Effective project planning is an absolute necessity for assured and safe delivery of any project.
In this feature Octavius Managing Director Highways, Gavin Pritchard discusses, the great care, attention to detail, and the importance of proven processes that he believes are essential in building end user confidence in infrastructure project delivery.
Gavin highlights that ‘assured and safe delivery’ is one of the four pillars in the Octavius value proposition, and this can only be achieved through ensuring we obtain accurate information in support of delivering programme certainty.
The submission of a challenging but realistic contract-compliant programme must start with the adoption of very structured and proven processes and procedures, in Octavius these are managed and maintained within our Framework Management System. Our processes are continually refined based on lessons learned and historic data, our planners whilst highly experienced, are regularly updated with ongoing contract training to ensure the information they consider, and present will continue to fully address customer expectations.
Ensuring successful project outcomes requires a comprehensive commitment to Lean Project Management. Lean methodology is intricately woven throughout our project lifecycle. From the outset, we immerse ourselves in collaborative planning and production control, involving the customer, preconstruction team, site delivery team, and supply chain. This approach focuses our planning on evaluating potential options, methodologies, risks, and mitigation measures. Sequences are analysed and re-analysed for effectiveness and efficiency. This method enables us to unite all stakeholders to achieve a common goal. Only then is the final program formally adjudicated before approval and submission to the customer.
Gavin adds that our business has invested £1 million in Project Spine, a programme designed to underpin Octavius’ commitment to ‘assured and safe delivery’. Project Spine has been designed to transform project management processes by streamlining workflows, reducing inefficiencies, and integrating advanced technology through the Procore platform. The benefits include improved visibility and accuracy in project planning, better governance, and the elimination of data errors, contributing to more predictable and profitable outcomes. This investment ensures improved project delivery for customers, offering greater reliability, efficiency, and value.
Our key delivery team members will have already participated in the crucial pre-delivery milestones including bid reviews, risk assessments, adjudications, validation and feasibility of the proposed solutions. However, having the right programme at the outset is only the start, the project delivery team thereafter continually undertake the further detailed reviews, risk assessments and careful planning for every programme activity. Not for one moment can they take their eyes off the changing site conditions, proactively flagging up and managing new emerging risks, reviewing revised work scopes and unexpected ground conditions or obstructions that has the potential to impact project completion milestones.

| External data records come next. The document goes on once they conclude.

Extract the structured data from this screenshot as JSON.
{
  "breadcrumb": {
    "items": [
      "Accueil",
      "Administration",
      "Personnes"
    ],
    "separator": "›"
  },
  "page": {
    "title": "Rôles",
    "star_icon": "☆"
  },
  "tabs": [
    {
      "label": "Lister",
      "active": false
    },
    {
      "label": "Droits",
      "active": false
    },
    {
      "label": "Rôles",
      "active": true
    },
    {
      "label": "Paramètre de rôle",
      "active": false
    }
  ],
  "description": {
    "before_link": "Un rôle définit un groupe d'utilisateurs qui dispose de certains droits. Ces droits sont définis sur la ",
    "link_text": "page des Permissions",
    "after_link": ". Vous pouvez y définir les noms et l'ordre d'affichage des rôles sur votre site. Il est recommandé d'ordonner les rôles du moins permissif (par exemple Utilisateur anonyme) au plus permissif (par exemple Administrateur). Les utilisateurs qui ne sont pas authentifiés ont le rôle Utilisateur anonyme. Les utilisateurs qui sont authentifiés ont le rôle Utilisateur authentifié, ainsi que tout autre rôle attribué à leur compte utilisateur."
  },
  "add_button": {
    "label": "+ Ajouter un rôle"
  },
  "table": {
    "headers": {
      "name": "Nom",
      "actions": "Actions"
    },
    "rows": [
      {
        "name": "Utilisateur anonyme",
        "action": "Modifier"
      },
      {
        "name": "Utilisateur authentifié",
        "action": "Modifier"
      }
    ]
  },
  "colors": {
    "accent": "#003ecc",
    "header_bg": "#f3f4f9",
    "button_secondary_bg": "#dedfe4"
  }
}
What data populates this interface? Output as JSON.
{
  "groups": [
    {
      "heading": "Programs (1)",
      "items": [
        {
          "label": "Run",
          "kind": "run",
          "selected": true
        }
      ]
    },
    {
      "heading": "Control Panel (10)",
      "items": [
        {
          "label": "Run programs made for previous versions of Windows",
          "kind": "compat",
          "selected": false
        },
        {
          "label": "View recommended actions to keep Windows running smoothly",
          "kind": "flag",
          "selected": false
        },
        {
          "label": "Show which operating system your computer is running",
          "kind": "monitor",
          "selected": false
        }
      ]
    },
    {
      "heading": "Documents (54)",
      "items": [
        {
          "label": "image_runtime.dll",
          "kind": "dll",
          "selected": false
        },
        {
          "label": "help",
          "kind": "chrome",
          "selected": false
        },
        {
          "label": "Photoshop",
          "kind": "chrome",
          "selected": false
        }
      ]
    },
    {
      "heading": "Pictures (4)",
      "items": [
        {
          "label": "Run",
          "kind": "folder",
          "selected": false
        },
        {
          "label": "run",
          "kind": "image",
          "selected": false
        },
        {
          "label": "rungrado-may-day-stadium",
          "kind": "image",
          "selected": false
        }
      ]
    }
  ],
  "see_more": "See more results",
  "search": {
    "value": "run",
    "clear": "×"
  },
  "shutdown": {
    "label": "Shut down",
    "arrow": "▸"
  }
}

As the programme progresses our project team embed themselves in a positive risk-based culture using ISO 31000 best practice risk management principles. On an ongoing basis the team undertake further collaborative risk and opportunity workshops, manage live risk registers, and tap into supply chain knowledge to identify and manage any new risks associated with potential price increases and the availability of specialist resources.
Risk management software enables the delivery team to improve mitigation effectiveness and programme predictability, adopting early warnings register within the Contract Event Management & Reporting (CEMAR) software.
The finally crucial ingredient is ensuring an open and inclusive “no surprises” communication and engagement approach exists right across the team and is aligned with customer communication protocols and feedback mechanisms. Our planners and commercial managers submit regular progress updates, early warnings and time risks. Project risks and cost substantiation for compensation events are updated and shared and any variations and compensation events are clearly visible via CEMAR and collaboration meetings. The risk and early warning registers are openly shared and updated and where necessary dedicated meetings and/or workshops are held to discuss high-risk items and identify potential mitigations. Lean visual management tools such as project dashboards, Power BI apps, and infographics are used to clearly articulate progress and highlight any key concerns.
The effective project planning approach that Gavin outlined of course sets out to ensure Octavius provides the assured and safe framework project delivery that was promised at the outset. However, Gavin adds the really exciting part in all this is that the very same effort, attention to detail and effective planning necessary to guarantee project certainty is equally as powerful in creating cost and time saving opportunities for a framework end user customer.
By way of example, prioritising assured and safe delivery of the A500 Etruria Widening the effective planning approach resulted in 23 weeks being removed from the piling programme, reduced scheme costs by £758,000, took 600 lorry movements off the public highway and saved 330 tonnes of Co2.